The company also argues that regulatory agencies, including Cal/OSHA and the county health department, have primary responsibility to oversee operations at its plants, and the court shouldn’t intervene.
"Foster Farms does not comment on active litigation in detail," the company said in a written statement Friday. "We believe the current United Farm Workers lawsuit is without merit and have confidence that judicial review will find accordingly."
The company said it screens employees for symptoms, and follows the Centers for Disease Control and Prevention guidance, including mandatory mask wearing and workstation partitions. The plant is continuously cleaned, according to the company, and employee breaks are staggered. It is also installing portable air filters. Employees are also tested for COVID-19 continuously, according to Foster Farms.

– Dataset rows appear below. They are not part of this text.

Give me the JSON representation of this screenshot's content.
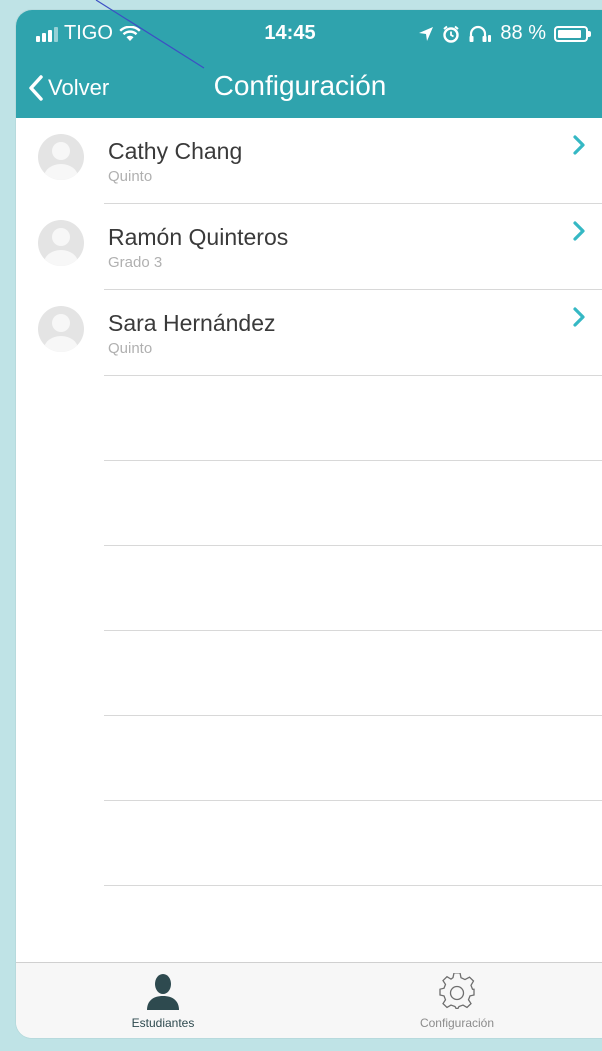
{
  "status_bar": {
    "carrier": "TIGO",
    "time": "14:45",
    "battery": "88 %",
    "battery_level": 0.88
  },
  "nav": {
    "back_label": "Volver",
    "title": "Configuración"
  },
  "students": [
    {
      "name": "Cathy Chang",
      "grade": "Quinto"
    },
    {
      "name": "Ramón Quinteros",
      "grade": "Grado 3"
    },
    {
      "name": "Sara Hernández",
      "grade": "Quinto"
    }
  ],
  "tabs": [
    {
      "label": "Estudiantes",
      "icon": "person-icon",
      "active": true
    },
    {
      "label": "Configuración",
      "icon": "gear-icon",
      "active": false
    }
  ],
  "colors": {
    "header": "#2fa3ad",
    "accent": "#35b8c4",
    "background": "#bfe3e6"
  }
}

Ira Brill, the company’s vice president of communications, said the positivity rates at the Livingston plant and two other facilities in Fresno have dropped in recent weeks.
“We continue to test all workers twice weekly at the Livingston plant and the positivity continues to be less than 1%,” Brill said Thursday through a public relations representative.

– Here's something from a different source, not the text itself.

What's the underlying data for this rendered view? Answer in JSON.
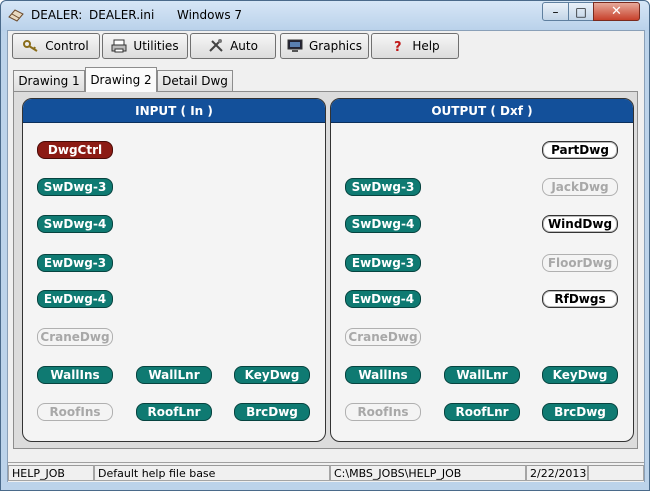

Monique Alonso, one of the attorneys representing plaintiffs in the case, said Foster Farms has not complied with the Aug. 28 Merced County health order.
“Their compliance has been incomplete, it’s been inconsistent, and they obviously need something a little stronger than the county of Merced saying you need to do this,” Alonso said.
Alonso’s co-counsel, UFW General Counsel Mario Martinez, called the lawsuit “a last resort and about protecting workers’ lives.”
Livingston Plant Facing New Outbreak
By early December, Merced County health officials added the Livingston facility to its list of outbreaks in the county for a second time. The plant was shut down for six days in September after an outbreak resulted in at least 392 workers testing positive for the coronavirus. Nine people infected in that first major outbreak died.
As of Dec. 10, at least 48 workers had tested positive in connection to the more recent outbreak, according to a Foster Farms email obtained by KQED.
Since reopening the plant in September, attorneys write in the lawsuit, Foster Farms has not fully complied with the Merced County health order.
“While the company made certain alterations following the September shutdown, its compliance has been irregular, ineffective, inconsistent or nonexistent — all emblematic of a basic disregard of worker health and safety,” attorneys wrote in the suit.
The lawsuit also includes eight declarations from plant employees, who describe working within 2 or 3 feet of one another, sometimes separated by plastic dividers or curtains, other times not.
One employee said in a declaration that she went to work during the temporary shutdown, despite the health order requiring her area of the plant to be closed.